= Andrew Hunter (preacher) =

Andrew Hunter, (d. 1638) Scottish minister and political agent.

Andrew Hunter MA was minister of Carnbee and in 1588 Newburn in Fife. He was supporter of the rebel Francis Stewart, 5th Earl of Bothwell, and became his chaplain, which angered King James VI and he was exiled in May 1594. Henry Lok informed Sir Robert Cecil of his arrival in London in August.

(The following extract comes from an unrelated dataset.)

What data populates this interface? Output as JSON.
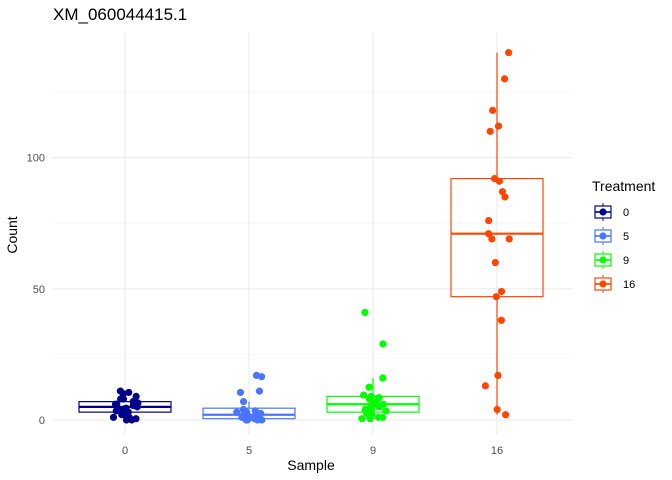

Hunter was an informer for Sir Robert Cecil, offering his opinions on Alexander Dickson, "ane enemie of your stait", and John Wemyss of Logie, "cunning", and sending information on the movements of Jesuits and underground Roman Catholic priests. In July 1598 he was in Edinburgh undergoing questioning about his movements and Logie's confession, which appeared to implicate James VI of Scotland as a covert supporter of Catholic causes.

Hunter wrote from The Hague to Henry Lok and Cecil in November 1598. He mentioned John Young who served Colonel William Stewart and Alexander Dickson, a "professor of the art of memory", formerly supported by the Earl of Leicester, and now an enemy of England.

In August 1599 Hunter was arrested at Great Yarmouth. He was carrying letters from Colonel Edmonds to James VI.

He became a military chaplain to the Scottish regiments fighting for the Dutch Revolt, living at Utrecht and The Hague and attended the Synod of Delft in 1622. He had a large number of children and a small salary.